Technology-Indonesia.com – Kebutuhan pupuk dunia terus meningkat seiring peningkatan permintaan produk pertanian. Pemupukan, terutama pupuk yang mengandung nitrogen (N) memberikan respon yang tinggi terhadap pertumbuhan tanaman. Sebagian petani menggunakan pupuk N secara berlebihan, namun sebagian lagi tidak menggunakan pupuk secara berimbang dan efisien.
Pemupukan berimbang adalah pemberian pupuk yang memenuhi unsur sesuai dengan kebutuhan tanaman. Sedangkan pemupukan efisien adalah pemberian pupuk yang tepat waktu, tepat cara, tepat dosis, dan tepat jumlah.
Jika pupuk N seperti urea, ZA, dan NPK, diberikan secara berlebihan maka terjadi pemborosan. Tanaman yang kelebihan N akan mudah diserang hama dan penyakit dan proses pematangan biji akan lebih lama.
Selain itu, kelebihan N berkaitan dengan emisi N2O, salah gas rumah kaca (GRK) yang memiliki masa aktif 110 tahun di atmosfer dan daya memanas global (global warming potential) 298 kali lebih tinggi dibandingkan gas CO2. Sekitar 1% dari N yang digunakan dalam bentuk pupuk akan berubah menjadi gas N2O. Bila pupuk N diberikan sesuai dengan kebutuhan tanaman, selain dapat meningkatkan pertumbuhan dan produksi tanaman, juga dapat mengurangi emisi N2O.
Dampak lainnya dari pemupukan yang berlebihan adalah eutrofikasi, yaitu pencemaran badan air oleh hara yang menyebabkan menciutnya kandungan oksigen di dalam tubuh air. Sebagai negara agraris yang berambisi untuk mempertahankan ketahanan pangan, Indonesia sangat berkepentingan dengan pupuk.

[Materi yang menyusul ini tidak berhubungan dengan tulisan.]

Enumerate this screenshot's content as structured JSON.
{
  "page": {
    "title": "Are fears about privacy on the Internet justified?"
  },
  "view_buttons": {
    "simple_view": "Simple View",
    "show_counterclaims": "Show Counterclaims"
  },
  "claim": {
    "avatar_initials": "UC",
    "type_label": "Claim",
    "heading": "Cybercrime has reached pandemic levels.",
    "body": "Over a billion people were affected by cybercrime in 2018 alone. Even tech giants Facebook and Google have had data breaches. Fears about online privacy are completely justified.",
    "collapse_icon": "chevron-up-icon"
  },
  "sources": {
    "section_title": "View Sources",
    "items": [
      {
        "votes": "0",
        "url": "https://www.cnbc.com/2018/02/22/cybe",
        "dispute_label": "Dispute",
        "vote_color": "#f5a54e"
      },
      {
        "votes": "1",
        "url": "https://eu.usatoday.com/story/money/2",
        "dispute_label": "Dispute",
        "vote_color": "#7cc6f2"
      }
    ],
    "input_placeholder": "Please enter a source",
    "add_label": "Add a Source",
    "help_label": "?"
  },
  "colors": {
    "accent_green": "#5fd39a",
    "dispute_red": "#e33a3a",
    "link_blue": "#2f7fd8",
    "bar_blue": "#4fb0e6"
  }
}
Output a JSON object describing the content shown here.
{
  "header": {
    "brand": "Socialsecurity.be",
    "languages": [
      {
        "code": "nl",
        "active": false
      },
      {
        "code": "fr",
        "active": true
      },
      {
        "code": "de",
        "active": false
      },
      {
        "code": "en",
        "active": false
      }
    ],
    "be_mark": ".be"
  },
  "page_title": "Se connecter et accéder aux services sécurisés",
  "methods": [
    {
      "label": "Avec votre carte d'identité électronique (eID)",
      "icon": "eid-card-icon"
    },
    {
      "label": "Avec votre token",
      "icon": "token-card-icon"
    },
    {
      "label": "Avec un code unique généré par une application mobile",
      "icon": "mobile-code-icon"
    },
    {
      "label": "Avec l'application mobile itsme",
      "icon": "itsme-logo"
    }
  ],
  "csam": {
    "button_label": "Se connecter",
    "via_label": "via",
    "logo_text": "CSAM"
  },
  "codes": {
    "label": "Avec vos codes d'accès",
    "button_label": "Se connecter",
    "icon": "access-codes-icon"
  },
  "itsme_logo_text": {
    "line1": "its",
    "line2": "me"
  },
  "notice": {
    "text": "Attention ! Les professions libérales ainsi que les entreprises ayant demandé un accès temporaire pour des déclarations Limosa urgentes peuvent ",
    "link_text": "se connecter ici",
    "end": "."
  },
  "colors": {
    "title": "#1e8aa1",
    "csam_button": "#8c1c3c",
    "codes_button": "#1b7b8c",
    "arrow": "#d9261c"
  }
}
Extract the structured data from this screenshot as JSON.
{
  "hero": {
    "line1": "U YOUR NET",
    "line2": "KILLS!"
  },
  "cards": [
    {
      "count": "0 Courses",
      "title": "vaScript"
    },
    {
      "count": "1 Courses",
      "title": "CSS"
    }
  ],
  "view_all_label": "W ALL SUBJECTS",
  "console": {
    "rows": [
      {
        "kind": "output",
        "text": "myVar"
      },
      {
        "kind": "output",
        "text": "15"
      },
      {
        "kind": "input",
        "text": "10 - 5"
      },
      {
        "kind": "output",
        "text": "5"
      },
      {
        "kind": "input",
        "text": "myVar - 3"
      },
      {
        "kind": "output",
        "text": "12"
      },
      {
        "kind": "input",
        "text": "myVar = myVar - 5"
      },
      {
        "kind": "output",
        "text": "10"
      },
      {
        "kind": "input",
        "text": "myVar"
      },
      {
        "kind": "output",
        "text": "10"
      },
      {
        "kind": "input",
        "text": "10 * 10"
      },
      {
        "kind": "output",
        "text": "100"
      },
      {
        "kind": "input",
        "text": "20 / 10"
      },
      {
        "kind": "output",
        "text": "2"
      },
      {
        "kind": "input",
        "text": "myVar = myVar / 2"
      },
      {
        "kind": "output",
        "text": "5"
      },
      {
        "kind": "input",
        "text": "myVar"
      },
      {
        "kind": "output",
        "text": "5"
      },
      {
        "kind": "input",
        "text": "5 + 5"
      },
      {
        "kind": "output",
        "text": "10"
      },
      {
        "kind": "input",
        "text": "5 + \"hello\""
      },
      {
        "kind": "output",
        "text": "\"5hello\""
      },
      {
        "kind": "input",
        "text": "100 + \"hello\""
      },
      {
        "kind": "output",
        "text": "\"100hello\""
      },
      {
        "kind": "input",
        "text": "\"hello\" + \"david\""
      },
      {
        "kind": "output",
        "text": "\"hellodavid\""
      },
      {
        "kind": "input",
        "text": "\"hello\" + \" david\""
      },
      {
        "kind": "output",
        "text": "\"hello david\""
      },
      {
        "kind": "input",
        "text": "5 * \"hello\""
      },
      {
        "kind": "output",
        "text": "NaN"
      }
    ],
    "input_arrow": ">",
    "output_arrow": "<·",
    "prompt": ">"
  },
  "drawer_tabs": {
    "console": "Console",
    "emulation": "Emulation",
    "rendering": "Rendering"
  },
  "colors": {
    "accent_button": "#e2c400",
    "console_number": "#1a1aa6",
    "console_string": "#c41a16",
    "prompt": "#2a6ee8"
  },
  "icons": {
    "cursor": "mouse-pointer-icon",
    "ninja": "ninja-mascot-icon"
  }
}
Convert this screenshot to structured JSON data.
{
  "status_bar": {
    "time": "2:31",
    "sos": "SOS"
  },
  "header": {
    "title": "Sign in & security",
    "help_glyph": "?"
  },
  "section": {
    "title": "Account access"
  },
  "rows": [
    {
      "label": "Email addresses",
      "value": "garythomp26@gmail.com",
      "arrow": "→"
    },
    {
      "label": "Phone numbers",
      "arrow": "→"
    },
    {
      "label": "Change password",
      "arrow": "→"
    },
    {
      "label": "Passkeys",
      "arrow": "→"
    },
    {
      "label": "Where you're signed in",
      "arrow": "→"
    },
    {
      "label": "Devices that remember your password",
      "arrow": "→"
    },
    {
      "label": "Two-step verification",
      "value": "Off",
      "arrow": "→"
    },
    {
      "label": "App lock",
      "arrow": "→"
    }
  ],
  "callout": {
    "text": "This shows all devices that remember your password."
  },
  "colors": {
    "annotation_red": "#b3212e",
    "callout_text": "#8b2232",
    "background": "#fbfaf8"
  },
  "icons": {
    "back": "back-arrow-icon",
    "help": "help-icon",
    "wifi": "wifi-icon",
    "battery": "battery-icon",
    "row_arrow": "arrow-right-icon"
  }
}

“Dengan meningkatkan efisiensi pupuk, dan menerapkan pemupukan berimbang, sektor pertanian Indonesia akan lebih mampu beradaptasi terhadap perubahan iklim, karena tanaman yang dipupuk lebih sehat. Pemupukan yang efisien dan berimbang juga memberikan keuntungan tambahan berupa pengurangan emisi GRK,” kata Prof. Dr. Fahmuddin Agus, dalam presentasinya pada Koronivia Joint Work on Agriculture (KJWA) Mandated Workshop di depan delegasi negara-negara anggota PBB pada Conference of Parties (COP) ke-25 tentang perubahan iklim, di Madrid, Spanyol.
Selain meningkatkan efisiensi pupuk dan menyeimbangkan hara, perlu digalakkan penggunaan sumber hara alternatif seperti pupuk kandang, sisa tanaman, dan tanaman penutup tanah. Pupuk kandang sangat diperlukan karena memiliki manfaat untuk memperbaiki struktur, kelembaban tanah, aerasi, dan kapasitas tukar kation dalam tanah. “Selain menyediakan unsur hara makro seperti N, P, K, Ca, Mg, pupuk kandang juga mengandung hara mikro seperti Zn, B, Mo” lanjutnya.
Pertemuan di Madrid ini merupakan rangkaian dari pertemuan perubahan iklim di bawah Perserikatan Bangsa Bangsa. Untuk Sektor Pertanian kesepakatan pertama dihasilkan pada COP ke-23 pada tahun 2017 di Bonn, Jerman. Kesepakatan tersebut dikenal dengan Koronivia Joint Work on Agriculture (Decision 4/CP.23). Intinya menekankan bahwa, karena sektor pertanian sangat rentan terhadap perubahan iklim, maka diperlukan berbagai aksi adaptasi.
Aksi tersebut antara lain memperbaiki kandungan karbon tanah, kesehatan tanah, kesuburan tanah, serta pengelolaan air, memperbaiki pengelolaan hara dan pengelolaan kotoran ternak, memperbaiki pengelolaan ternak, serta memperhatikan aspek sosial ekonomi pertanian menghadapi perubahan iklim.
Topik perbaikan karbon tanah telah dibahas pada bulan Juni 2019, topik perbaikan pengelolaan hara dan kotoran ternak dibahas pada COP 25 pada bulan Desember 2019 ini. Pada bulan Juni 2020 akan dibahas topik perbaikan pengelolaan ternak topik sosial ekonomi pertanian menghadapi perubahan iklim.
Indonesia telah menerapkan berbagai aksi adaptasi, namun ke depan Indonesia perlu memperbaiki cara pengelolaan pertanian dan perlu memperluas adopsi teknologi adaptasi, agar pertanian Indonesia tangguh terhadap cekaman perubahan iklim.